JIL menerima demokrasi sebagai suatu cara untuk menegakkan keadilan dalam tata pemerintahan negara. Maka dari itu, JIL juga menyuarakan sekularisme, liberalisme, termasuk feminisme. Sedangkan HTI menolak demokrasi karena tidak sesuai dengan syari’at Islam dan demokrasi adalah produk akal manusia, bukan ‘akal’ Tuhan. Ideologi JIL berangkat dari liberalisme. JIL menyatakan dengan liberalisasi akan meruntuhkan kediktatoran. Dengan kebebasan, manusia dapat berpikir secara bebas dan rasional sehingga tidak terjadi hegemoni dan penindasan. JIL juga menyuarakan spirit pluralisme, kebebasan berpendapat, dan beragama. Bebas menurut JIL adalah kebebasan dalam konteks rule of law. Sementara itu, HTI menganut ideolologi Islamisme, yakni semua persoalan harus berdasarkan aturan agama. HTI merupakan gerakan fundamentalisme di mana HTI menolak penafsiran terhadap ayat al-Qur’an dan hadits dan menolak modernisasi karena dianggap memperparah masalah multidimensi.

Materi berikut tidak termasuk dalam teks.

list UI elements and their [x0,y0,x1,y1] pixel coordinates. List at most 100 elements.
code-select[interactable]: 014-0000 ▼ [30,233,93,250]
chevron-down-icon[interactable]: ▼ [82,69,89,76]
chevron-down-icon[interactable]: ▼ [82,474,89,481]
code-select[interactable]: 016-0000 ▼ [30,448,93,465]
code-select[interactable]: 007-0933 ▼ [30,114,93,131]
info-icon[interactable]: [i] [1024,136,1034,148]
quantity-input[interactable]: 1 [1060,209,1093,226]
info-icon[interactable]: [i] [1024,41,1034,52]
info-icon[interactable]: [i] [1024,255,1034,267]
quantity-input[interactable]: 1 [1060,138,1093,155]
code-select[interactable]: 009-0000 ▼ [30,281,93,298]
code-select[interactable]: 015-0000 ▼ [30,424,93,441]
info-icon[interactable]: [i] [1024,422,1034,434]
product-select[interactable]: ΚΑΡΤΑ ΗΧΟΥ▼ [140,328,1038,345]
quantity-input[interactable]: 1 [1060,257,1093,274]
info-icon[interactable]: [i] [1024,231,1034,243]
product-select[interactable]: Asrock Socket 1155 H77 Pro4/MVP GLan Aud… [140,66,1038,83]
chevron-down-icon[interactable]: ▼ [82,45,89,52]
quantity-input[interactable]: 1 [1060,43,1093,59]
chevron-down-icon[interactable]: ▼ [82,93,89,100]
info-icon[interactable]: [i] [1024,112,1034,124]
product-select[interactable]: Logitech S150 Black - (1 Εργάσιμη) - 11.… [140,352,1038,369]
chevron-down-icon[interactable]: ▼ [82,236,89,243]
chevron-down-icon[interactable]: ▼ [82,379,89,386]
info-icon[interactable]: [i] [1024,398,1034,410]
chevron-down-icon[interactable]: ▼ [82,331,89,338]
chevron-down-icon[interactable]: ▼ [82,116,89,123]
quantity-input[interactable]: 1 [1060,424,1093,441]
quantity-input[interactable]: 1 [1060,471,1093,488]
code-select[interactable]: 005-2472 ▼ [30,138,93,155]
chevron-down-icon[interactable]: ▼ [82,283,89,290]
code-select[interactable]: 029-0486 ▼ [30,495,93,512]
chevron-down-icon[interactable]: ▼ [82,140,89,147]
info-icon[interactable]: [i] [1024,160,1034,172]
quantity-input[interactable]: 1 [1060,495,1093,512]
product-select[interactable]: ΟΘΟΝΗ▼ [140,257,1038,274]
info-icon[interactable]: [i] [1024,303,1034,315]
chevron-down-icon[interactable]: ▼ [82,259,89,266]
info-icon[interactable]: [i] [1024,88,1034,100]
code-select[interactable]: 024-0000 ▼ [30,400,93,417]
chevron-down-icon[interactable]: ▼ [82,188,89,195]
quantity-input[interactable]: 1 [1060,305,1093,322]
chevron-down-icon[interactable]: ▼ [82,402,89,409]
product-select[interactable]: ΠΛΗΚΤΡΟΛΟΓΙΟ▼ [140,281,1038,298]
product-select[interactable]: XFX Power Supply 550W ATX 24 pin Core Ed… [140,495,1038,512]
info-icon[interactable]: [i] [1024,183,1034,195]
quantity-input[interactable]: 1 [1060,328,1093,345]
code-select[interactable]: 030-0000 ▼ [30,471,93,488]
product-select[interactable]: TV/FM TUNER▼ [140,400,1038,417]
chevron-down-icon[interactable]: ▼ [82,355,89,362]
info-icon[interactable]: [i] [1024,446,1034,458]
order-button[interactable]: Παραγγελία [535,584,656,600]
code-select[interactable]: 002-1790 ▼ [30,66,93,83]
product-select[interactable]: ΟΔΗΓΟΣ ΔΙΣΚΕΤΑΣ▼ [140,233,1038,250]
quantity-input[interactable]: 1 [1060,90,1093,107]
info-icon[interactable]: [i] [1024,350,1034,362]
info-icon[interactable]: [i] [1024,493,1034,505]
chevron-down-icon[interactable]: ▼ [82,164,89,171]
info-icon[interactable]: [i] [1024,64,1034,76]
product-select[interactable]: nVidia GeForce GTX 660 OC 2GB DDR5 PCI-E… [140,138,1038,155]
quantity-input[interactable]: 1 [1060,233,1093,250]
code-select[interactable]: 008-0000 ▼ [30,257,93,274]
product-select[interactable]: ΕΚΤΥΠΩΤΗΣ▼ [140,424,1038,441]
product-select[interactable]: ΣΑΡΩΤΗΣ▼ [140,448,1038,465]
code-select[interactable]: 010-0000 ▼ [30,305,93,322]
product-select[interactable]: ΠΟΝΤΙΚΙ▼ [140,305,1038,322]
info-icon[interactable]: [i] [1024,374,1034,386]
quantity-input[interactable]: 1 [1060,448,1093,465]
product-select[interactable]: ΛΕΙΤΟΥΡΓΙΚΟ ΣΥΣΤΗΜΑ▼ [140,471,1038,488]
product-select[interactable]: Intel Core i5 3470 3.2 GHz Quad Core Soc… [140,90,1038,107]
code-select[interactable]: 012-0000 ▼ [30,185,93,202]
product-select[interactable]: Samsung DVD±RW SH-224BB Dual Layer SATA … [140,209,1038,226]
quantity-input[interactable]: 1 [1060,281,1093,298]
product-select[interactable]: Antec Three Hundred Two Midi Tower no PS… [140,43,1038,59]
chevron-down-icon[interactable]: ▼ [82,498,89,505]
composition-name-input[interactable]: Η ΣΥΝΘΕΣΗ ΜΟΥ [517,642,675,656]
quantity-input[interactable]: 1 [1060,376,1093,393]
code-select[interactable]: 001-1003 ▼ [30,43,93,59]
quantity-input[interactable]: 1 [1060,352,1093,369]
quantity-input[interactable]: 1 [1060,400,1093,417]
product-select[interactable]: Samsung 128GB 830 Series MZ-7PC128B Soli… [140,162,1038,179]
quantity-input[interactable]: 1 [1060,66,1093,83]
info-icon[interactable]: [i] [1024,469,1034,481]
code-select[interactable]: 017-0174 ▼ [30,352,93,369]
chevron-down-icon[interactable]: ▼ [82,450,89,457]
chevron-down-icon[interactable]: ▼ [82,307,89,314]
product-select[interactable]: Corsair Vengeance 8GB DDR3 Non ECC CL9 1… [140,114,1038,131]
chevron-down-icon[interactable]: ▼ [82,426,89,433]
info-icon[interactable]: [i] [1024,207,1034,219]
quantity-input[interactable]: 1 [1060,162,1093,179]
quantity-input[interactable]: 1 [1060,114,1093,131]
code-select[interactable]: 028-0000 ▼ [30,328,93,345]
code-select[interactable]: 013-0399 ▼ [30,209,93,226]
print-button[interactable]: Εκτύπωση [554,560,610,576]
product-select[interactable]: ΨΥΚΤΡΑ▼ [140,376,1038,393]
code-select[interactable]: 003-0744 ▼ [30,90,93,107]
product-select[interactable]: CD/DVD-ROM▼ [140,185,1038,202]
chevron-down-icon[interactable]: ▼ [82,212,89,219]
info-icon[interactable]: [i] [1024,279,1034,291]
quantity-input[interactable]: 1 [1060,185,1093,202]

Untuk mengembangkan jaringan dan anggota, JIL menggunakan model jaringan daripada organisasi, agar siapa saja dapat masuk. JIL menggunakan media dan bekerja sama dengan beberapa penerbit sebagai sarana penyebaran gagasan melalui media sosial, radio, artikel, jurnal, bahkan melalui diskusi-diskusi. Sedangkan HTI, menyebarkan gagasannya melalui publikasi yang diterbitkan sendiri. HTI juga mewajibkan aktivisnya untuk merekrut anggota dengan cara sistem sel. Pergerakan HTI dilakukan dengan tidak adanya kekerasan dan menyasar ‘akar rumput’.

Penulis: Dr. Siti Mas’udah, S.Sos., M.Si.